Many of our clients have inquired about the U.S. Supreme Court case involving “fair share” union dues. The case involves a California teacher named Rebecca Friedrichs and it raises an issue that lies at the heart of most public sector union’s success; the ability to collect dues from every person in a bargaining unit regardless of whether or not they support the union or its objectives. The case was recently argued and a decision is expected this summer.
Ms. Friedrichs, who has elected not to be a member of the union, is challenging the fact that she has to pay her “fair share.” The union claims that fair share dues are necessary for non-members in order to offset the costs associated with collective bargaining. The unions take the position that the work they do in collective bargaining benefits everyone in the bargaining unit, regardless of whether or not everyone in the bargaining unit chooses to join the union and pay dues. Ms. Friedrichs disagrees with this notion, claiming that the requirement that she pay fair share dues to support the union violates her right to freedom of speech and association under the First Amendment.

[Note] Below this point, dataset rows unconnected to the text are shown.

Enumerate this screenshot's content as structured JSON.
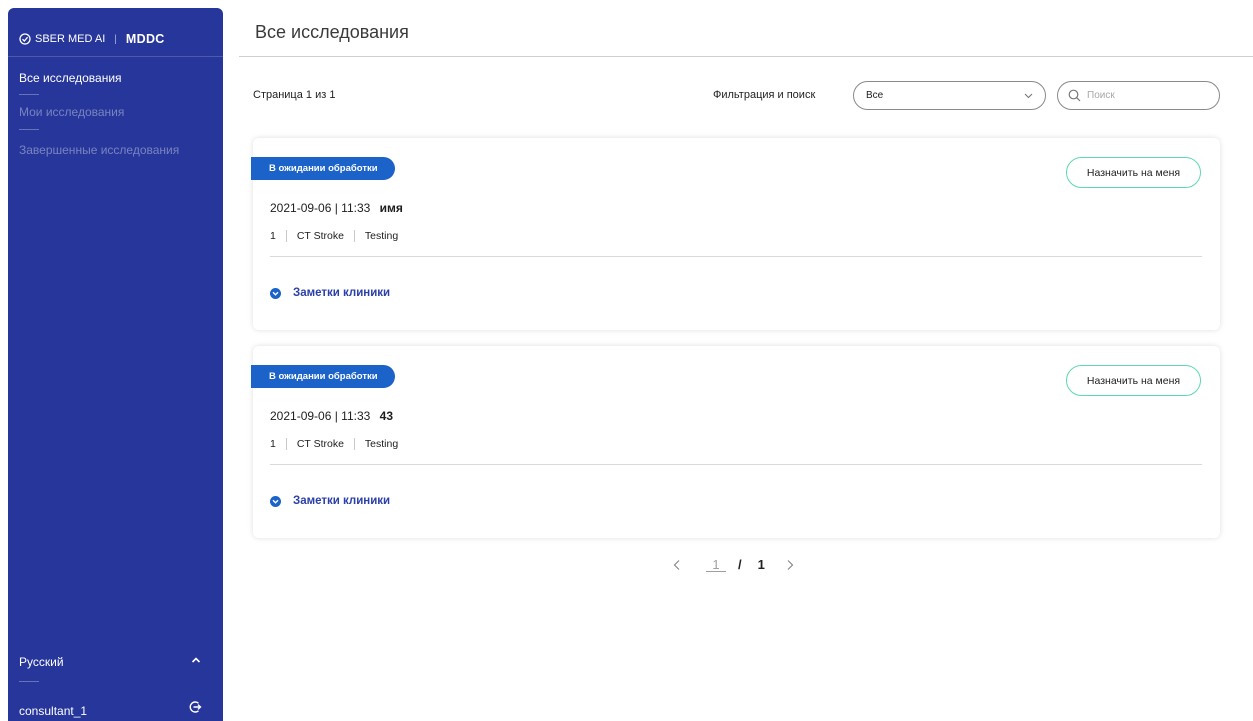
{
  "sidebar": {
    "brand": "SBER MED AI",
    "brand_divider": "|",
    "product": "MDDC",
    "items": [
      {
        "label": "Все исследования"
      },
      {
        "label": "Мои исследования"
      },
      {
        "label": "Завершенные исследования"
      }
    ],
    "language": "Русский",
    "user": "consultant_1"
  },
  "header": {
    "title": "Все исследования"
  },
  "toolbar": {
    "page_info": "Страница 1 из 1",
    "filter_label": "Фильтрация и поиск",
    "filter_value": "Все",
    "search_placeholder": "Поиск"
  },
  "studies": [
    {
      "status": "В ожидании обработки",
      "assign_label": "Назначить на меня",
      "datetime": "2021-09-06 | 11:33",
      "name": "имя",
      "id": "1",
      "type": "CT Stroke",
      "tag": "Testing",
      "notes_label": "Заметки клиники"
    },
    {
      "status": "В ожидании обработки",
      "assign_label": "Назначить на меня",
      "datetime": "2021-09-06 | 11:33",
      "name": "43",
      "id": "1",
      "type": "CT Stroke",
      "tag": "Testing",
      "notes_label": "Заметки клиники"
    }
  ],
  "pagination": {
    "current": "1",
    "separator": "/",
    "total": "1"
  },
  "colors": {
    "sidebar": "#26369a",
    "badge": "#1b63c8",
    "assign_border": "#5dd8b2",
    "notes": "#2a3fa8"
  }
}
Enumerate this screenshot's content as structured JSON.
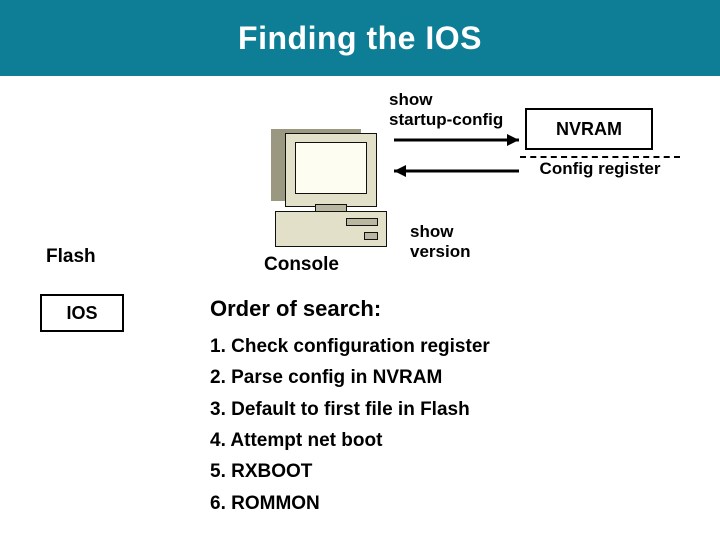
{
  "title": "Finding the IOS",
  "left": {
    "flash_label": "Flash",
    "ios_label": "IOS"
  },
  "center": {
    "console_label": "Console"
  },
  "right": {
    "nvram_label": "NVRAM",
    "config_register_label": "Config register"
  },
  "commands": {
    "startup_line1": "show",
    "startup_line2": "startup-config",
    "version_line1": "show",
    "version_line2": "version"
  },
  "order": {
    "heading": "Order of search:",
    "items": [
      "1. Check configuration register",
      "2. Parse config in NVRAM",
      "3. Default to first file in Flash",
      "4. Attempt net boot",
      "5. RXBOOT",
      "6. ROMMON"
    ]
  }
}
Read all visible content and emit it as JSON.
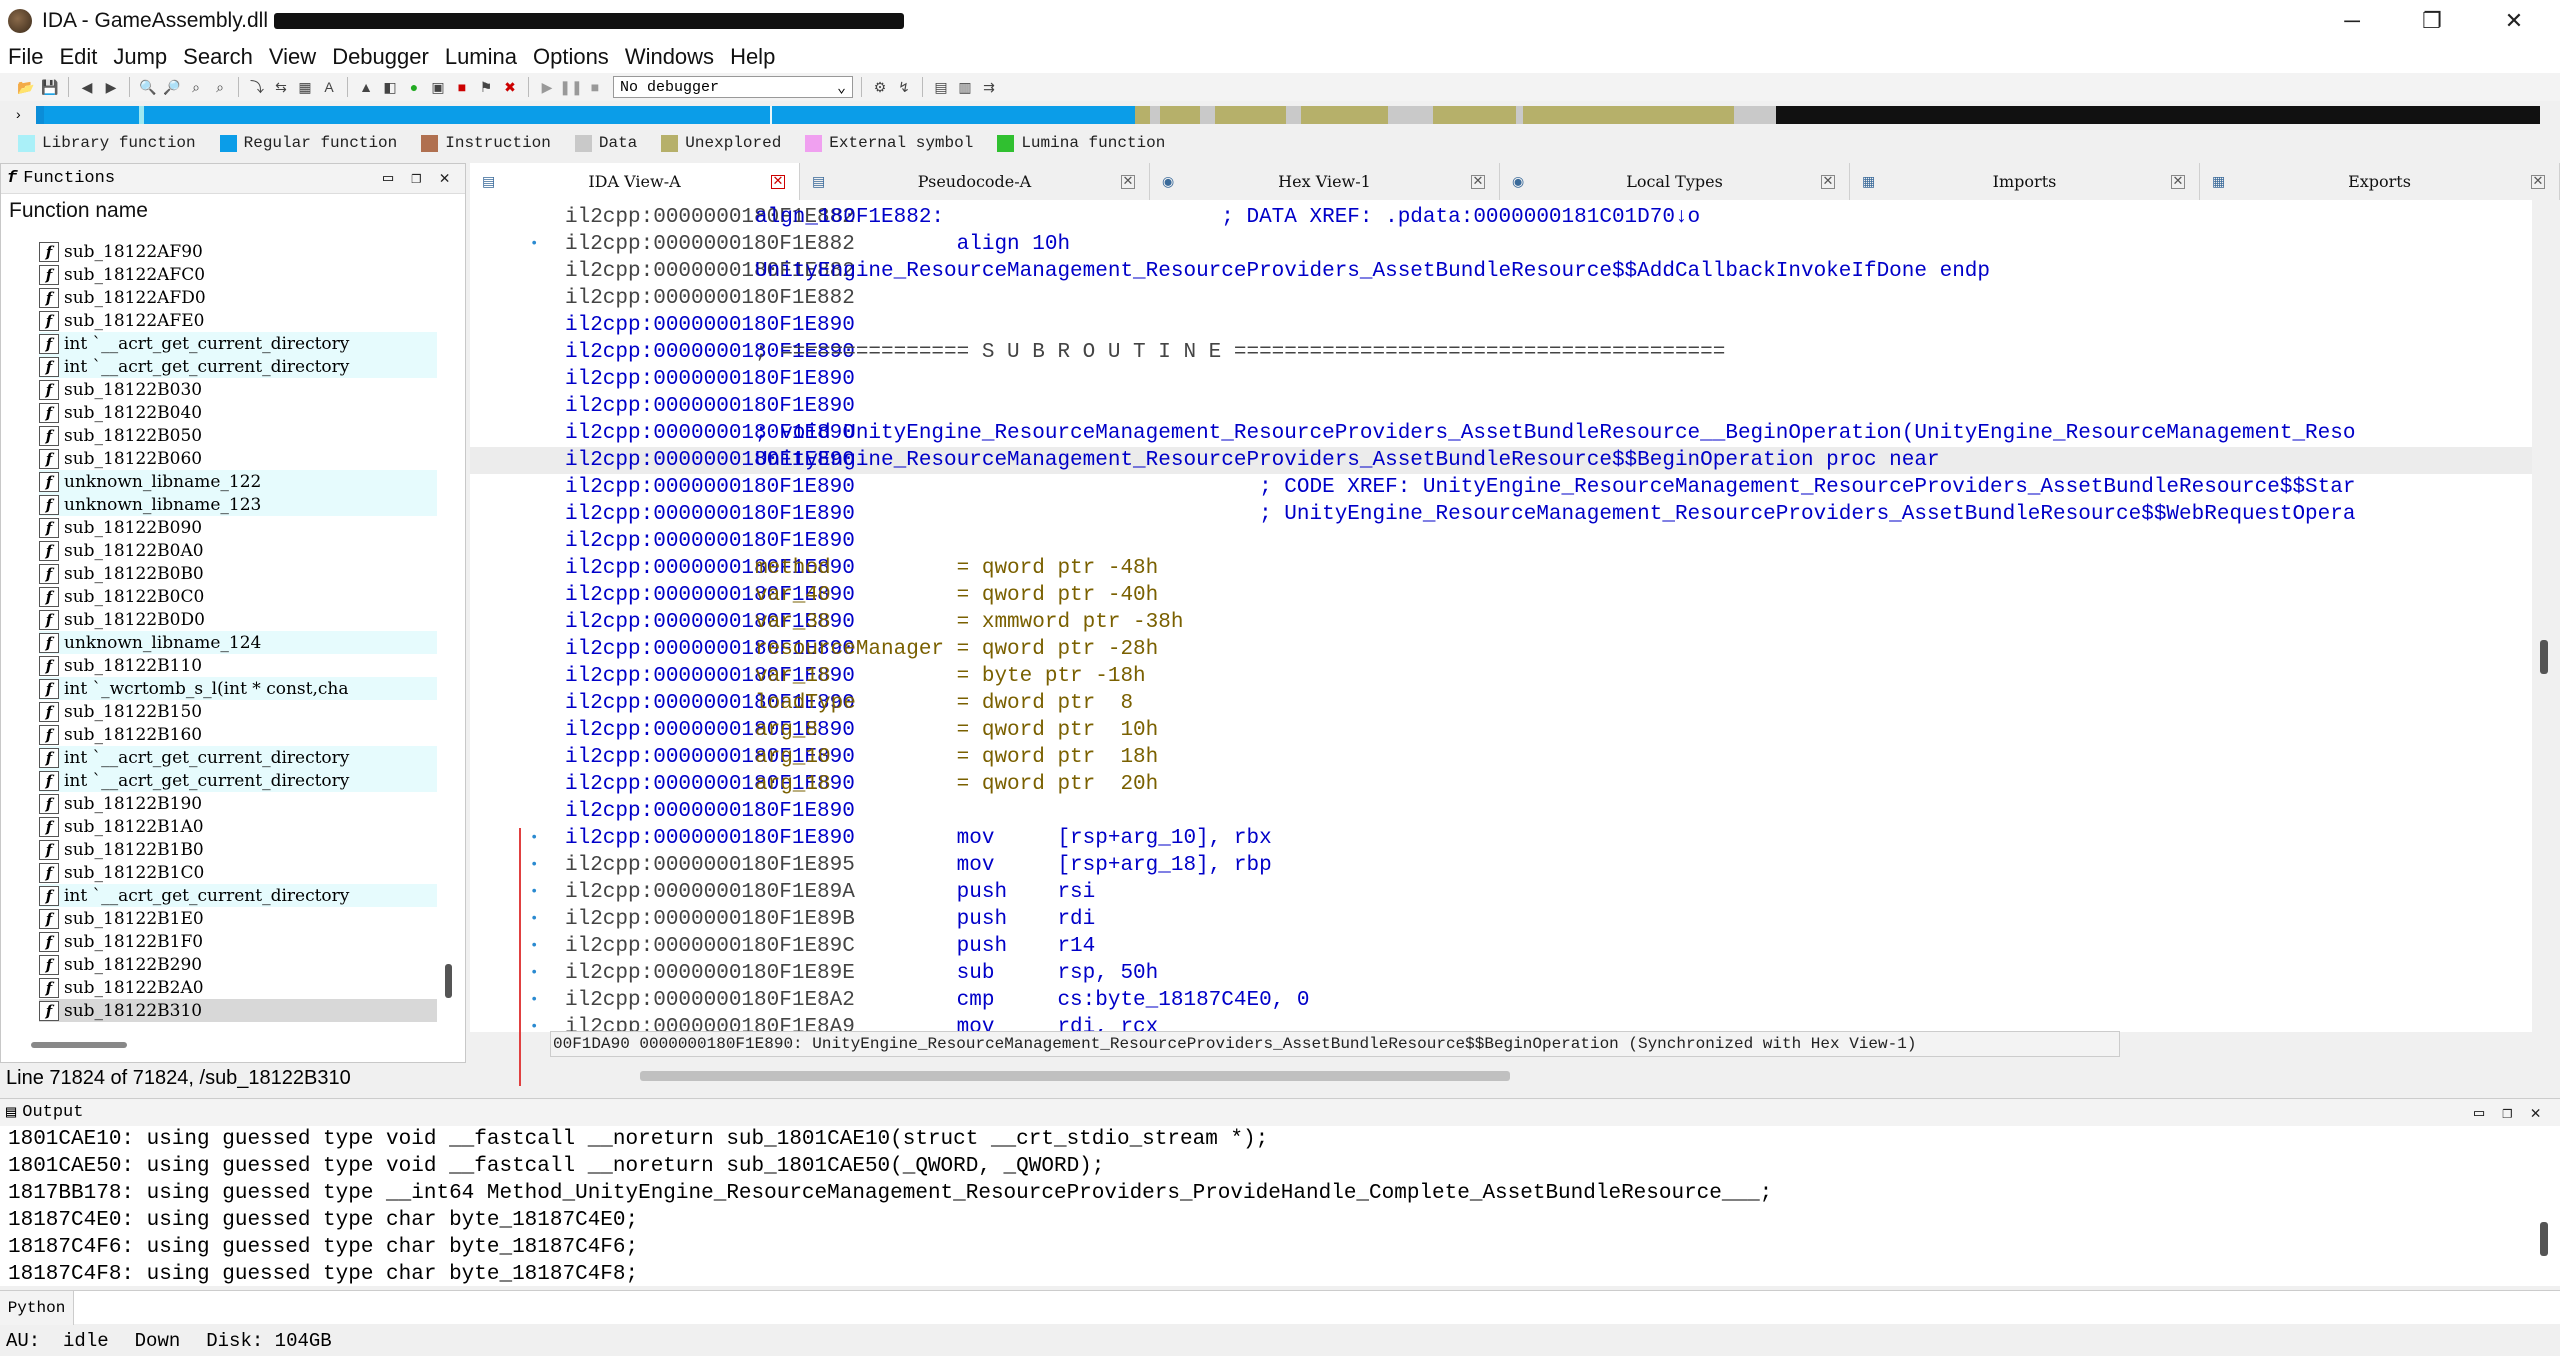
{
  "window": {
    "title": "IDA - GameAssembly.dll"
  },
  "menu": [
    "File",
    "Edit",
    "Jump",
    "Search",
    "View",
    "Debugger",
    "Lumina",
    "Options",
    "Windows",
    "Help"
  ],
  "toolbar": {
    "debugger_value": "No debugger"
  },
  "navband": {
    "segments": [
      {
        "kind": "library",
        "color": "#0b8dd8",
        "frac": 0.003
      },
      {
        "kind": "regular",
        "color": "#0b9de8",
        "frac": 0.038
      },
      {
        "kind": "library",
        "color": "#9ee8f0",
        "frac": 0.002
      },
      {
        "kind": "regular",
        "color": "#0b9de8",
        "frac": 0.25
      },
      {
        "kind": "marker",
        "color": "#e8f6f8",
        "frac": 0.001
      },
      {
        "kind": "regular",
        "color": "#0b9de8",
        "frac": 0.145
      },
      {
        "kind": "unexplored",
        "color": "#b6b06a",
        "frac": 0.006
      },
      {
        "kind": "data",
        "color": "#c9c9c9",
        "frac": 0.004
      },
      {
        "kind": "unexplored",
        "color": "#b6b06a",
        "frac": 0.016
      },
      {
        "kind": "data",
        "color": "#c9c9c9",
        "frac": 0.006
      },
      {
        "kind": "unexplored",
        "color": "#b6b06a",
        "frac": 0.028
      },
      {
        "kind": "data",
        "color": "#c9c9c9",
        "frac": 0.006
      },
      {
        "kind": "unexplored",
        "color": "#b6b06a",
        "frac": 0.035
      },
      {
        "kind": "data",
        "color": "#c9c9c9",
        "frac": 0.018
      },
      {
        "kind": "unexplored",
        "color": "#b6b06a",
        "frac": 0.033
      },
      {
        "kind": "data",
        "color": "#c9c9c9",
        "frac": 0.003
      },
      {
        "kind": "unexplored",
        "color": "#b6b06a",
        "frac": 0.084
      },
      {
        "kind": "data",
        "color": "#c9c9c9",
        "frac": 0.017
      },
      {
        "kind": "external",
        "color": "#111111",
        "frac": 0.305
      }
    ]
  },
  "legend": [
    {
      "label": "Library function",
      "color": "#aaf0f8"
    },
    {
      "label": "Regular function",
      "color": "#0b9de8"
    },
    {
      "label": "Instruction",
      "color": "#b07050"
    },
    {
      "label": "Data",
      "color": "#c9c9c9"
    },
    {
      "label": "Unexplored",
      "color": "#b6b06a"
    },
    {
      "label": "External symbol",
      "color": "#f0a0f0"
    },
    {
      "label": "Lumina function",
      "color": "#30c030"
    }
  ],
  "functions_panel": {
    "title": "Functions",
    "column_header": "Function name",
    "rows": [
      {
        "name": "sub_18122AF90",
        "lib": false
      },
      {
        "name": "sub_18122AFC0",
        "lib": false
      },
      {
        "name": "sub_18122AFD0",
        "lib": false
      },
      {
        "name": "sub_18122AFE0",
        "lib": false
      },
      {
        "name": "int `__acrt_get_current_directory",
        "lib": true
      },
      {
        "name": "int `__acrt_get_current_directory",
        "lib": true
      },
      {
        "name": "sub_18122B030",
        "lib": false
      },
      {
        "name": "sub_18122B040",
        "lib": false
      },
      {
        "name": "sub_18122B050",
        "lib": false
      },
      {
        "name": "sub_18122B060",
        "lib": false
      },
      {
        "name": "unknown_libname_122",
        "lib": true
      },
      {
        "name": "unknown_libname_123",
        "lib": true
      },
      {
        "name": "sub_18122B090",
        "lib": false
      },
      {
        "name": "sub_18122B0A0",
        "lib": false
      },
      {
        "name": "sub_18122B0B0",
        "lib": false
      },
      {
        "name": "sub_18122B0C0",
        "lib": false
      },
      {
        "name": "sub_18122B0D0",
        "lib": false
      },
      {
        "name": "unknown_libname_124",
        "lib": true
      },
      {
        "name": "sub_18122B110",
        "lib": false
      },
      {
        "name": "int `_wcrtomb_s_l(int * const,cha",
        "lib": true
      },
      {
        "name": "sub_18122B150",
        "lib": false
      },
      {
        "name": "sub_18122B160",
        "lib": false
      },
      {
        "name": "int `__acrt_get_current_directory",
        "lib": true
      },
      {
        "name": "int `__acrt_get_current_directory",
        "lib": true
      },
      {
        "name": "sub_18122B190",
        "lib": false
      },
      {
        "name": "sub_18122B1A0",
        "lib": false
      },
      {
        "name": "sub_18122B1B0",
        "lib": false
      },
      {
        "name": "sub_18122B1C0",
        "lib": false
      },
      {
        "name": "int `__acrt_get_current_directory",
        "lib": true
      },
      {
        "name": "sub_18122B1E0",
        "lib": false
      },
      {
        "name": "sub_18122B1F0",
        "lib": false
      },
      {
        "name": "sub_18122B290",
        "lib": false
      },
      {
        "name": "sub_18122B2A0",
        "lib": false
      },
      {
        "name": "sub_18122B310",
        "lib": false,
        "selected": true
      }
    ],
    "status": "Line 71824 of 71824, /sub_18122B310"
  },
  "tabs": [
    {
      "label": "IDA View-A",
      "active": true
    },
    {
      "label": "Pseudocode-A",
      "active": false
    },
    {
      "label": "Hex View-1",
      "active": false
    },
    {
      "label": "Local Types",
      "active": false
    },
    {
      "label": "Imports",
      "active": false
    },
    {
      "label": "Exports",
      "active": false
    }
  ],
  "listing": [
    {
      "addr": "il2cpp:0000000180F1E882",
      "blue": false,
      "text": "algn_180F1E882:                      ; DATA XREF: .pdata:0000000181C01D70↓o"
    },
    {
      "addr": "il2cpp:0000000180F1E882",
      "blue": false,
      "text": "                align 10h",
      "dot": true
    },
    {
      "addr": "il2cpp:0000000180F1E882",
      "blue": false,
      "text": "UnityEngine_ResourceManagement_ResourceProviders_AssetBundleResource$$AddCallbackInvokeIfDone endp"
    },
    {
      "addr": "il2cpp:0000000180F1E882",
      "blue": false,
      "text": ""
    },
    {
      "addr": "il2cpp:0000000180F1E890",
      "blue": true,
      "text": ""
    },
    {
      "addr": "il2cpp:0000000180F1E890",
      "blue": true,
      "text": "; =============== S U B R O U T I N E ======================================="
    },
    {
      "addr": "il2cpp:0000000180F1E890",
      "blue": true,
      "text": ""
    },
    {
      "addr": "il2cpp:0000000180F1E890",
      "blue": true,
      "text": ""
    },
    {
      "addr": "il2cpp:0000000180F1E890",
      "blue": true,
      "text": "; void UnityEngine_ResourceManagement_ResourceProviders_AssetBundleResource__BeginOperation(UnityEngine_ResourceManagement_Reso"
    },
    {
      "addr": "il2cpp:0000000180F1E890",
      "blue": true,
      "text": "UnityEngine_ResourceManagement_ResourceProviders_AssetBundleResource$$BeginOperation proc near",
      "current": true
    },
    {
      "addr": "il2cpp:0000000180F1E890",
      "blue": true,
      "text": "                                        ; CODE XREF: UnityEngine_ResourceManagement_ResourceProviders_AssetBundleResource$$Star"
    },
    {
      "addr": "il2cpp:0000000180F1E890",
      "blue": true,
      "text": "                                        ; UnityEngine_ResourceManagement_ResourceProviders_AssetBundleResource$$WebRequestOpera"
    },
    {
      "addr": "il2cpp:0000000180F1E890",
      "blue": true,
      "text": ""
    },
    {
      "addr": "il2cpp:0000000180F1E890",
      "blue": true,
      "text": "method          = qword ptr -48h",
      "var": true
    },
    {
      "addr": "il2cpp:0000000180F1E890",
      "blue": true,
      "text": "var_40          = qword ptr -40h",
      "var": true
    },
    {
      "addr": "il2cpp:0000000180F1E890",
      "blue": true,
      "text": "var_38          = xmmword ptr -38h",
      "var": true
    },
    {
      "addr": "il2cpp:0000000180F1E890",
      "blue": true,
      "text": "resourceManager = qword ptr -28h",
      "var": true
    },
    {
      "addr": "il2cpp:0000000180F1E890",
      "blue": true,
      "text": "var_18          = byte ptr -18h",
      "var": true
    },
    {
      "addr": "il2cpp:0000000180F1E890",
      "blue": true,
      "text": "loadType        = dword ptr  8",
      "var": true
    },
    {
      "addr": "il2cpp:0000000180F1E890",
      "blue": true,
      "text": "arg_8           = qword ptr  10h",
      "var": true
    },
    {
      "addr": "il2cpp:0000000180F1E890",
      "blue": true,
      "text": "arg_10          = qword ptr  18h",
      "var": true
    },
    {
      "addr": "il2cpp:0000000180F1E890",
      "blue": true,
      "text": "arg_18          = qword ptr  20h",
      "var": true
    },
    {
      "addr": "il2cpp:0000000180F1E890",
      "blue": true,
      "text": ""
    },
    {
      "addr": "il2cpp:0000000180F1E890",
      "blue": true,
      "text": "                mov     [rsp+arg_10], rbx",
      "dot": true
    },
    {
      "addr": "il2cpp:0000000180F1E895",
      "blue": false,
      "text": "                mov     [rsp+arg_18], rbp",
      "dot": true
    },
    {
      "addr": "il2cpp:0000000180F1E89A",
      "blue": false,
      "text": "                push    rsi",
      "dot": true
    },
    {
      "addr": "il2cpp:0000000180F1E89B",
      "blue": false,
      "text": "                push    rdi",
      "dot": true
    },
    {
      "addr": "il2cpp:0000000180F1E89C",
      "blue": false,
      "text": "                push    r14",
      "dot": true
    },
    {
      "addr": "il2cpp:0000000180F1E89E",
      "blue": false,
      "text": "                sub     rsp, 50h",
      "dot": true
    },
    {
      "addr": "il2cpp:0000000180F1E8A2",
      "blue": false,
      "text": "                cmp     cs:byte_18187C4E0, 0",
      "dot": true
    },
    {
      "addr": "il2cpp:0000000180F1E8A9",
      "blue": false,
      "text": "                mov     rdi, rcx",
      "dot": true
    }
  ],
  "listing_info": "00F1DA90 0000000180F1E890: UnityEngine_ResourceManagement_ResourceProviders_AssetBundleResource$$BeginOperation (Synchronized with Hex View-1)",
  "output_panel": {
    "title": "Output",
    "lines": [
      "1801CAE10: using guessed type void __fastcall __noreturn sub_1801CAE10(struct __crt_stdio_stream *);",
      "1801CAE50: using guessed type void __fastcall __noreturn sub_1801CAE50(_QWORD, _QWORD);",
      "1817BB178: using guessed type __int64 Method_UnityEngine_ResourceManagement_ResourceProviders_ProvideHandle_Complete_AssetBundleResource___;",
      "18187C4E0: using guessed type char byte_18187C4E0;",
      "18187C4F6: using guessed type char byte_18187C4F6;",
      "18187C4F8: using guessed type char byte_18187C4F8;"
    ]
  },
  "python_label": "Python",
  "status": {
    "au_label": "AU:",
    "au_value": "idle",
    "direction": "Down",
    "disk": "Disk: 104GB"
  }
}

Friedrichs’ position is that the alleged “benefits” negotiated by the union are not really benefits from her perspective. She takes the position that the defined benefit pension results in an unacceptable cost to her community and that the union uses her money to protect ineffective bad teachers. The main argument in Friedrichs’ case is that public sector union activity in collective bargaining has an impact on taxpayers and amounts to political activity.
Only the most intellectually bankrupt individuals can argue that public sector unions are not engaged in the political process. Whether you support the agenda of public sector unions or not, it is logically impossible to dispute their involvement in politics. Look no further than Springfield where public sector unions have curried political favor for years. Illinois’ labor friendly statutes such as the Public Safety Employee Benefits Act and the Public Employee Disability Act are just two examples of legislation that was pushed through, in large part, due to the efforts of public sector unions. Both of these laws have a significant impact upon taxpayers and in recent years, have seen increased abuses. Efforts to change these laws have met with significant and successful resistance from the unions. It is this type of union activity that Ms. Friedrichs is challenging. Simply put, she is saying don’t use my money to do things that hurt my community. And it appears that some members of the court agree with her.
Justice Anthony Kennedy noted during oral arguments that unions’ ability to collect fair share dues makes those who don’t support the union agenda “compelled riders for issues on which they strongly disagree.” The First Amendment is supposed to provide citizens with the inherent right to support or disagree with any association or group. Compelling bargaining unit employees to pay an organization whose agenda they do not support appears to be an obvious violation of this right.
While many observers believed that the Friedrichs case would likely spell the end of fair share, the recent death of Justice Antonin Scalia may alter the expected outcome. While we can all agree that the Supreme Court should be free of politics and its justices should decide cases based upon a pure application of the law to the facts of the case, we can also agree that that’s nothing more than shear fantasy. In this case, regardless of your politics, it’s hard to argue that someone should be compelled to pay money to an organization whose agenda they do not support. To be frank, forcing Ms. Friedrichs to pay union fair share dues is really no different that forcing President Obama to pay NRA dues.
Unions can and do exist without fair share. Just look to every right to work state in the United States. Unions exist in those states and many thrive. They just have to work harder to convince their members of their worth and get them to pay for the services provided by the union and that makes sense. Forcing people to pay for something they don’t want is wrong and in this case, unconstitutional. Now we’ll just have to wait and see how the political climate shapes the outcome of this case.